Informacoes sobre ordens
| Nome do Produto | Numero de Catalogo | UNID | Preco | Qde | FAVORITOS | |
ferritin light chain Plasmídeo duplo de Nickase (h) | sc-400924-NIC | 20 µg | $410.00 | |||
ferritin light chain Plasmídeo duplo de Nickase (h2) | sc-400924-NIC-2 | 20 µg | $410.00 |
FTL codifica a cadeia leve da ferritina, uma subunidade central do complexo de ferritina citosólica que sequestra o excesso de ferro ferroso e limita o dano oxidativo catalisado pelo ferro. Ao controlar a disponibilidade de ferro lábil, a FTL sustenta a homeostase do ferro, o equilíbrio redox e processos subsequentes, incluindo o metabolismo mitocondrial, a síntese de DNA e respostas ao estresse. A dinâmica da ferritina cruza-se com vias que regulam a suscetibilidade à ferroptose, a sinalização inflamatória e a degradação autofágica da ferritina (ferritinofagia), ligando a FTL à adaptação celular sob estresse nutricional ou oxidativo.
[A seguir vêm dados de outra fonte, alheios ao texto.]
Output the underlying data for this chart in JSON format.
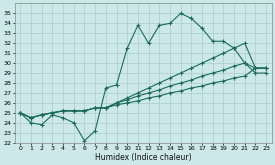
{
  "xlabel": "Humidex (Indice chaleur)",
  "ylabel": "",
  "bg_color": "#cce8e8",
  "grid_color": "#b0d4d4",
  "line_color": "#1a6b5a",
  "xlim": [
    -0.5,
    23.5
  ],
  "ylim": [
    22,
    36
  ],
  "yticks": [
    22,
    23,
    24,
    25,
    26,
    27,
    28,
    29,
    30,
    31,
    32,
    33,
    34,
    35
  ],
  "xticks": [
    0,
    1,
    2,
    3,
    4,
    5,
    6,
    7,
    8,
    9,
    10,
    11,
    12,
    13,
    14,
    15,
    16,
    17,
    18,
    19,
    20,
    21,
    22,
    23
  ],
  "series": [
    [
      25.0,
      24.0,
      23.8,
      24.8,
      24.5,
      24.0,
      22.2,
      23.2,
      27.5,
      27.8,
      31.5,
      33.8,
      32.0,
      33.8,
      34.0,
      35.0,
      34.5,
      33.5,
      32.2,
      32.2,
      31.5,
      30.0,
      29.0,
      29.0
    ],
    [
      25.0,
      24.5,
      24.8,
      25.0,
      25.2,
      25.2,
      25.2,
      25.5,
      25.5,
      26.0,
      26.5,
      27.0,
      27.5,
      28.0,
      28.5,
      29.0,
      29.5,
      30.0,
      30.5,
      31.0,
      31.5,
      32.0,
      29.5,
      29.5
    ],
    [
      25.0,
      24.5,
      24.8,
      25.0,
      25.2,
      25.2,
      25.2,
      25.5,
      25.5,
      26.0,
      26.3,
      26.7,
      27.0,
      27.3,
      27.7,
      28.0,
      28.3,
      28.7,
      29.0,
      29.3,
      29.7,
      30.0,
      29.5,
      29.5
    ],
    [
      25.0,
      24.5,
      24.8,
      25.0,
      25.2,
      25.2,
      25.2,
      25.5,
      25.5,
      25.8,
      26.0,
      26.2,
      26.5,
      26.7,
      27.0,
      27.2,
      27.5,
      27.7,
      28.0,
      28.2,
      28.5,
      28.7,
      29.5,
      29.5
    ]
  ]
}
A expressão alterada de FTL ou a regulação da ferritina é frequentemente utilizada como leitura molecular em estudos de estados de sobrecarga de ferro, processos neurodegenerativos, biologia de infecções e metabolismo de células cancerosas.
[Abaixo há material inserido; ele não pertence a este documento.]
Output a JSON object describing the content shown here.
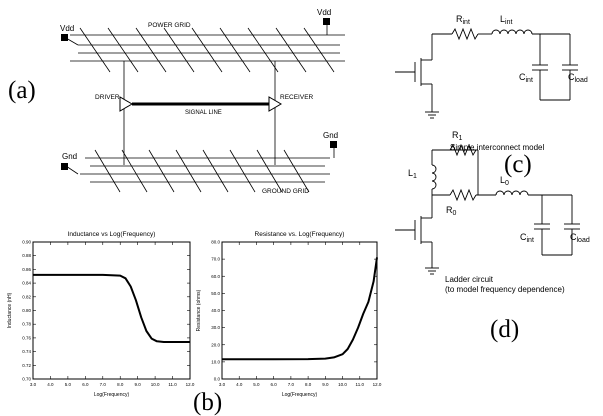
{
  "panel_labels": {
    "a": "(a)",
    "b": "(b)",
    "c": "(c)",
    "d": "(d)"
  },
  "grid_diagram": {
    "vdd_left": "Vdd",
    "vdd_right": "Vdd",
    "power_grid": "POWER GRID",
    "driver": "DRIVER",
    "receiver": "RECEIVER",
    "signal_line": "SIGNAL LINE",
    "gnd_left": "Gnd",
    "gnd_right": "Gnd",
    "ground_grid": "GROUND GRID"
  },
  "simple_model": {
    "r_base": "R",
    "r_sub": "int",
    "l_base": "L",
    "l_sub": "int",
    "c1_base": "C",
    "c1_sub": "int",
    "c2_base": "C",
    "c2_sub": "load",
    "caption": "Simple interconnect model"
  },
  "ladder_model": {
    "r1_base": "R",
    "r1_sub": "1",
    "l1_base": "L",
    "l1_sub": "1",
    "r0_base": "R",
    "r0_sub": "0",
    "l0_base": "L",
    "l0_sub": "0",
    "c1_base": "C",
    "c1_sub": "int",
    "c2_base": "C",
    "c2_sub": "load",
    "caption_line1": "Ladder circuit",
    "caption_line2": "(to model frequency dependence)"
  },
  "chart_data": [
    {
      "type": "line",
      "title": "Inductance vs Log(Frequency)",
      "xlabel": "Log(Frequency)",
      "ylabel": "Inductance (nH)",
      "xlim": [
        3.0,
        12.0
      ],
      "ylim": [
        0.7,
        0.9
      ],
      "xticks": [
        "3.0",
        "4.0",
        "5.0",
        "6.0",
        "7.0",
        "8.0",
        "9.0",
        "10.0",
        "11.0",
        "12.0"
      ],
      "yticks": [
        "0.70",
        "0.72",
        "0.74",
        "0.76",
        "0.78",
        "0.80",
        "0.82",
        "0.84",
        "0.86",
        "0.88",
        "0.90"
      ],
      "x": [
        3.0,
        5.0,
        7.0,
        8.0,
        8.3,
        8.6,
        8.9,
        9.2,
        9.5,
        9.8,
        10.1,
        10.5,
        11.0,
        12.0
      ],
      "y": [
        0.852,
        0.852,
        0.852,
        0.851,
        0.847,
        0.835,
        0.815,
        0.79,
        0.77,
        0.759,
        0.755,
        0.754,
        0.754,
        0.754
      ]
    },
    {
      "type": "line",
      "title": "Resistance vs. Log(Frequency)",
      "xlabel": "Log(Frequency)",
      "ylabel": "Resistance (ohms)",
      "xlim": [
        3.0,
        12.0
      ],
      "ylim": [
        0.0,
        80.0
      ],
      "xticks": [
        "3.0",
        "4.0",
        "5.0",
        "6.0",
        "7.0",
        "8.0",
        "9.0",
        "10.0",
        "11.0",
        "12.0"
      ],
      "yticks": [
        "0.0",
        "10.0",
        "20.0",
        "30.0",
        "40.0",
        "50.0",
        "60.0",
        "70.0",
        "80.0"
      ],
      "x": [
        3.0,
        6.0,
        8.0,
        9.0,
        9.5,
        10.0,
        10.3,
        10.6,
        10.9,
        11.2,
        11.5,
        11.8,
        12.0
      ],
      "y": [
        11.5,
        11.5,
        11.6,
        11.9,
        12.6,
        14.5,
        17.5,
        23.0,
        30.0,
        38.0,
        45.0,
        57.0,
        71.0
      ]
    }
  ]
}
ferritin light chain O Plasmídeo de Nickase Dupla (h) consiste num par de plasmídeos combinados, concebidos para a edição de alta especificidade do locus FTL em linhas celulares human. Cada plasmídeo expressa uma nickase Cas9 D10A e um sgRNA distinto que tem como alvo cadeias de ADN opostas dentro de FTL. Quando direcionadas para locais adjacentes em cadeias de ADN opostas, as duas nickases geram cortes deslocados numa única cadeia que, em conjunto, produzem uma quebra escalonada de cadeia dupla, exigindo uma atividade coordenada no alvo por parte de ambas as guias. A quebra de ADN resultante é resolvida por vias de reparação celular endógenas, mais frequentemente através da junção de extremidades não homólogas (NHEJ), levando a inserções ou deleções que perturbam a função FTL. Ao exigir o envolvimento de dois sgRNA no locus alvo, a abordagem de dupla nickase aumenta a especificidade da edição e fornece uma estratégia CRISPR complementar para aplicações em que se deseja um controlo adicional sobre a precisão do direcionamento.
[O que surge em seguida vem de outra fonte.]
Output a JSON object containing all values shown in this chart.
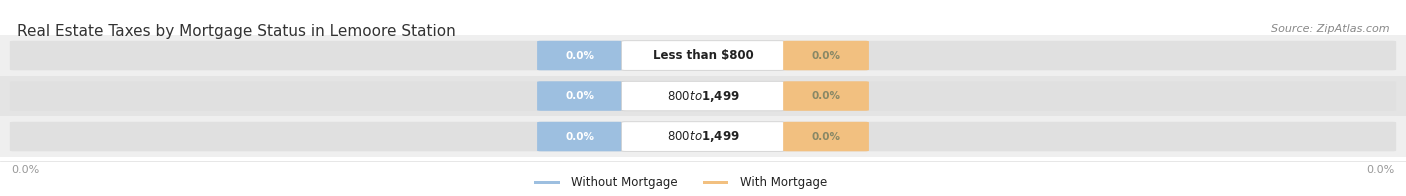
{
  "title": "Real Estate Taxes by Mortgage Status in Lemoore Station",
  "source": "Source: ZipAtlas.com",
  "categories": [
    "Less than $800",
    "$800 to $1,499",
    "$800 to $1,499"
  ],
  "without_mortgage_values": [
    "0.0%",
    "0.0%",
    "0.0%"
  ],
  "with_mortgage_values": [
    "0.0%",
    "0.0%",
    "0.0%"
  ],
  "without_mortgage_color": "#9dbfe0",
  "with_mortgage_color": "#f2c080",
  "row_bg_colors": [
    "#efefef",
    "#e4e4e4",
    "#efefef"
  ],
  "bar_bg_color": "#e0e0e0",
  "label_color": "#222222",
  "title_color": "#333333",
  "source_color": "#888888",
  "axis_label_color": "#999999",
  "axis_label_left": "0.0%",
  "axis_label_right": "0.0%",
  "legend_without": "Without Mortgage",
  "legend_with": "With Mortgage",
  "figsize": [
    14.06,
    1.96
  ],
  "dpi": 100,
  "title_fontsize": 11,
  "source_fontsize": 8,
  "category_fontsize": 8.5,
  "value_fontsize": 7.5,
  "axis_fontsize": 8,
  "legend_fontsize": 8.5
}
Para apoiar a identificação eficiente das células editadas, um plasmídeo codifica GFP para visualização fluorescente das populações transfectadas, enquanto o plasmídeo complementar transporta um gene de resistência à puromicina para seleção antibiótica. Em conjunto, estas características apoiam o enriquecimento eficiente das populações co-transfectadas e simplificam a validação dos clones com FTL interrompido.
Apenas para uso em investigação. Não se destina a uso diagnóstico ou terapêutico.